先日現場の報告と書いた建物について、もう少し書いておこう。

正式名称は、「住 真田山(じゅう さなだやま)」と言う。ただずっと現場の仮囲いの壁に貼ってあったパネルでは、「(仮称)真田山パークサイドフラッツ」。確認申請書などはこの名前で、最初に名前が決まらなかったので、私が適当につけた。まあ自分でもちょっと長ったらしいとは思っていたし、施主夫妻から「住(じゅう)」という名前を初めて聞いたときには多少違和感があったものの、徐々になじんできた。

9階建ての建物の中身は3階から7階までが賃貸住宅で、8・9階がオーナーの住まい。1階はアプローチと車庫だけで、2階はオーナーの事務所が入る。賃貸マンションというのは、東京のレーモンド事務所時代の最後に小さい現場をまかせていただいたものの、まだ若い二十代最後のことで、それ以来のことになる。

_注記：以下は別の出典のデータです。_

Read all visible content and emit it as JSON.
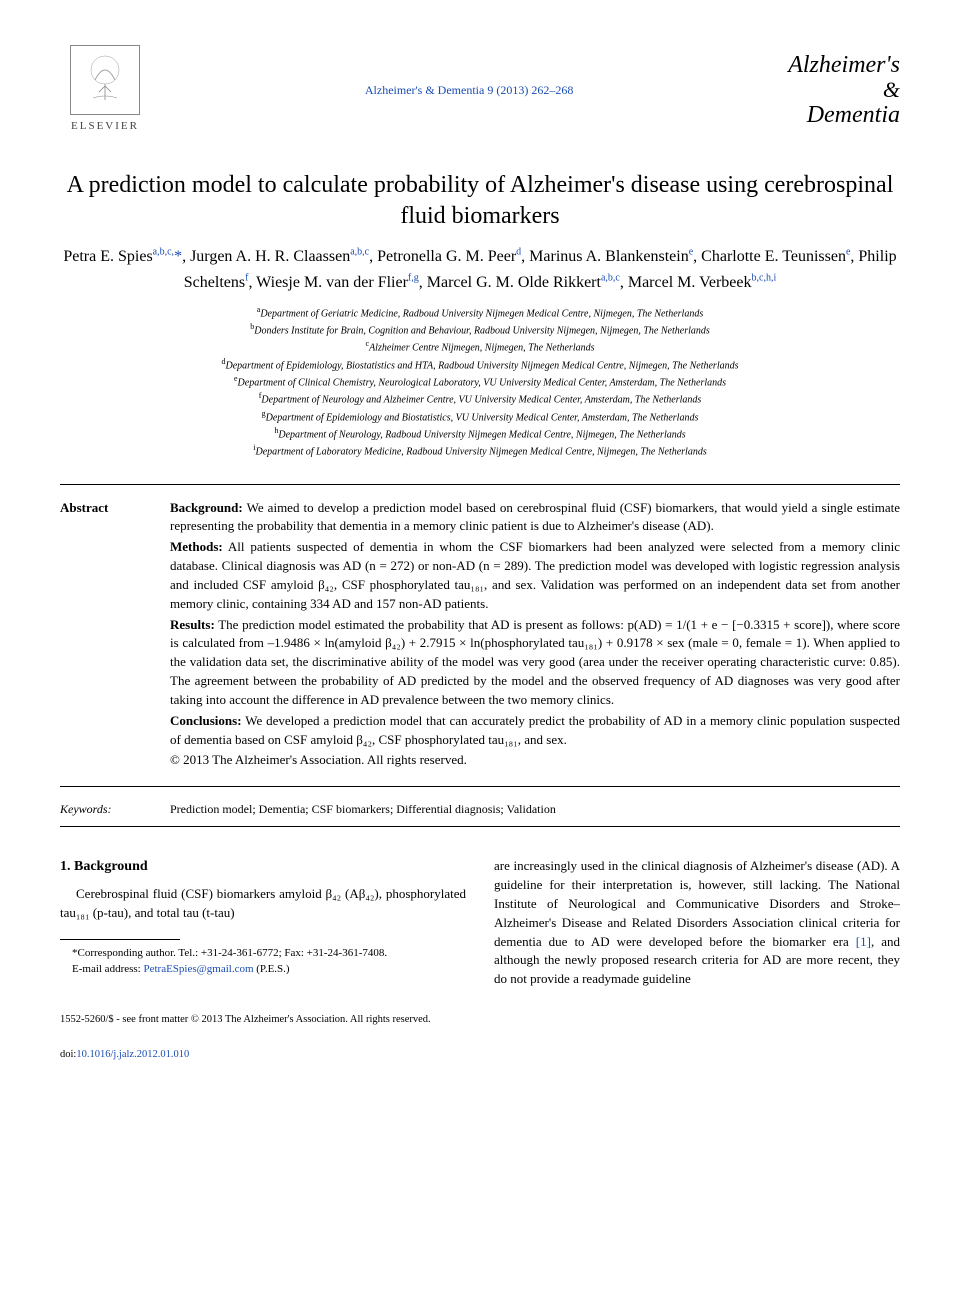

だからいろいろと初めての経験みたいなところもあって苦労したが、今日は内装のクロスについて感想など少し書きたい。

先に書いた仕事を最後に東京のレーモンド設計事務所を辞めてからヨーロッパ周遊旅行をして帰阪したが、その後9年勤務した美建.設計事務所や独立後の仕事も、大型のいわゆる「委託住宅」が多く、クロス貼りの仕上げはあまり使わなかった。自然素材のものが基調で、クロスは限定された子ども室などで使うだけ。素人でも気軽に選ぶことができ張替えも容易で比較的安価。つまるところ、かなり「安易」な仕上げという意識がある。

一方、建売やハウスメーカーなどの住宅では、クロスの選択は施主の担当。適当なアドバイスはしてくれるものの、メーカー側は選択の責任は一切負わない。もしかすると分厚いクロスの見本帳を前に途方に暮れた方々も少なくないのではなかろうかと推測する。自分としてはそういう「素人」が選択した全国にある無数の建売住宅の「無難な」ばかりの内装を想像してみると、多少残念な気はする。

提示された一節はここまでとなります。